“Dasar lola’”
Astaghfirullahal ‘Adzim.. aku tadi barusan ngatai kak Yuki, ya? Mampus..
Tanpa melihat pun aku sudah tau kak Yuki sedang memelototiku. Bara api di matanya pasti sudah berkobar-kobar. Amarahnya menggelora karena teringat dengan julukan dirinya yang sudah melekat sejak dulu.
“Apa kamu bilang, dek? Lola’? Kakak gak salah dengar, kan?”
Aku melirik ke arahnya, menggeleng pelan. Sudah tak mungkin lagi untuk mengelak.
Nyeeet..
“AWW!!!”
Aku merintih kesakitan seraya mengelus cepat lenganku yang dicubit kak Yuki. Untung kami sudah masuk kompleks perumahan. Karena jarak rumah kami yang tidak jauh, aku bisa langsung pulang mengompres bekas cubitannya ini. Rasanya mau nangis.

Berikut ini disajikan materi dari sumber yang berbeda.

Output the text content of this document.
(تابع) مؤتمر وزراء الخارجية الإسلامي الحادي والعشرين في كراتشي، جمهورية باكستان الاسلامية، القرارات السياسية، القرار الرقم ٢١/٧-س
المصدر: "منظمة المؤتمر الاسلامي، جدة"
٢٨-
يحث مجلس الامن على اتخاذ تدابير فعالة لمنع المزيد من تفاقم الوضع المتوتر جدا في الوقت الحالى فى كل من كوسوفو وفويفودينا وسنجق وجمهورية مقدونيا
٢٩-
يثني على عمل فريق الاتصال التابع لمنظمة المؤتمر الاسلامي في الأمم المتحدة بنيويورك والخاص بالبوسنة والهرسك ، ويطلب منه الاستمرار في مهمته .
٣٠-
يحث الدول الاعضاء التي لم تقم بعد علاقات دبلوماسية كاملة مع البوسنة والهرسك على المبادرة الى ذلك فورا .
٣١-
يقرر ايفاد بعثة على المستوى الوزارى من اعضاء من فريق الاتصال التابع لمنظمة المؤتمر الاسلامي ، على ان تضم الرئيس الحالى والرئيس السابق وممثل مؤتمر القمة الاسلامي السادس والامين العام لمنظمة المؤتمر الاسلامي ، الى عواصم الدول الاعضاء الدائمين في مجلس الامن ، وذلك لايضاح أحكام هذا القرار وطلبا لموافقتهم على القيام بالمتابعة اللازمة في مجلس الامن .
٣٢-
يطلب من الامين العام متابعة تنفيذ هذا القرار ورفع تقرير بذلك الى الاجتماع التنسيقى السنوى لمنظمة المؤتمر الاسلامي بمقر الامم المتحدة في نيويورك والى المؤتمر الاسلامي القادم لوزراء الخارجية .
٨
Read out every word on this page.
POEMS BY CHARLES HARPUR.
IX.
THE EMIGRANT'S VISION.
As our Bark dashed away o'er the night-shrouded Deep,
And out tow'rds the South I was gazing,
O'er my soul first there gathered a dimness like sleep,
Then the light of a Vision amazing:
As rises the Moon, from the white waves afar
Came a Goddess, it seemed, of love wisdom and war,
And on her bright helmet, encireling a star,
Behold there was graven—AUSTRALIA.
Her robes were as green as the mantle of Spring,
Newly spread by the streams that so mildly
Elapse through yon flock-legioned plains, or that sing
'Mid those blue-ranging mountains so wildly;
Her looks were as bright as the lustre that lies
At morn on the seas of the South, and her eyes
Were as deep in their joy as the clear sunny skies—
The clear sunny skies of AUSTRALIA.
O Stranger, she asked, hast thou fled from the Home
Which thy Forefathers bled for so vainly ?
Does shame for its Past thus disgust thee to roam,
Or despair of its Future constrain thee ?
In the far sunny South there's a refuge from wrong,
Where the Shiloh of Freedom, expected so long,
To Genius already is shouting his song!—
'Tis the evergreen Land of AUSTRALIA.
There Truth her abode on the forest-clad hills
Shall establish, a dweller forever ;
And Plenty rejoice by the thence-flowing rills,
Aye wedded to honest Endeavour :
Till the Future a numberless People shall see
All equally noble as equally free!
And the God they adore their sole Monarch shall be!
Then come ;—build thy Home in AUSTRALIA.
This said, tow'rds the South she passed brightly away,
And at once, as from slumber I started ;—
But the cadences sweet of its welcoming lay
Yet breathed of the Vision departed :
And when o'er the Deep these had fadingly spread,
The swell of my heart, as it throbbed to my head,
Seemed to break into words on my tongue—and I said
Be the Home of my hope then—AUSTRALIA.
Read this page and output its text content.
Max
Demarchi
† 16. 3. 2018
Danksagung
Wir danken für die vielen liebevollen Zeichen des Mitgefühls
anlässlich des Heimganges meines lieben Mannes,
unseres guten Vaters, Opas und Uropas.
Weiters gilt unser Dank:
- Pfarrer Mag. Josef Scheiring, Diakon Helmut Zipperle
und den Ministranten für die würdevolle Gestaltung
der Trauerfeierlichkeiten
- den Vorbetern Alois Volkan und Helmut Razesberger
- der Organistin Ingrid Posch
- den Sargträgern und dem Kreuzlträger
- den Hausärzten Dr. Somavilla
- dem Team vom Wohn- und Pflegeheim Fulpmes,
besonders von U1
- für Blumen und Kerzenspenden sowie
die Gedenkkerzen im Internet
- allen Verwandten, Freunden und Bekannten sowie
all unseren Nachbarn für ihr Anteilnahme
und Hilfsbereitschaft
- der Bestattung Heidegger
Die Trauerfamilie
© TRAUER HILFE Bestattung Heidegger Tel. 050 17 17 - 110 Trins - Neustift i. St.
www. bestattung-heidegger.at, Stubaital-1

“Kakak kenapa cubit Aan gak pakai sarung tangan? Kan gak boleh..”
“Kemeja Aan kan panjang. Jadinya bukan kulit kita yang bersentuhan.”
“Uuh.. sakit loh, kak. Cubitan Kakak masih pedas aja ternyata. Dasar tidak ber-perikemanusiaan,” rengekku sedih. Menahan air mata yang entah kenapa ingin keluar.
Aku kok masih cengeng aja jadi anak laki, ya?
“Enak aja pedas, emangnya sambalado. Ber-perikemanusiaan? Plis deh, dek. Kakak bukan pancasila,” timpalnya kesal.
Ia melipat kedua tangan di depan dada. Hal yang selalu dilakukannya kalau sedang menahan amarah. Tapi anehnya ia segera menurunkan lengannya, bertengger kalem di samping tubuhnya.
“Hahaha.. kenapa, kak? Dah kehabisan tenaga mau marah?”
Aku terkikik melihat ekspresi kerasnya yang melembut. Eh, tepatnya melemah. Dengan bahu yang terkulai.
“Enggak, kok. Kakak memang udah lemas sih sekarang. Tapi Kakak diam karena ucapan Aan memang gak salah. Loading kakak masih lama. Masih aja lola’. Harusnya sifat jelek ini dulu yang Kakak hilangkan sebelum berubah jadi wanita yang lebih dewasa, kan.”
Ia menunduk lesu bersamaan dengan helaan napas lelah yang keluar dari mulutnya. Keningku berkerut dalam, mencoba mencari kata-kata yang cocok untuk situasi sekarang.
“Siapa bilang orang dewasa gak boleh lola’? Gak setiap orang dewasa itu cepat tanggap, kak. Jangan terlalu dipikirkan. Kakak cukup jadi diri sendiri aja.”
Pas sekali. Ketika kalimatku itu berakhir, kami sampai di gerbang depan rumah megah milik Mr. Kobayashi, ayah kak Yuki. Gerbang besar itu selalu terlihat kokoh, kuat, dan berkilat.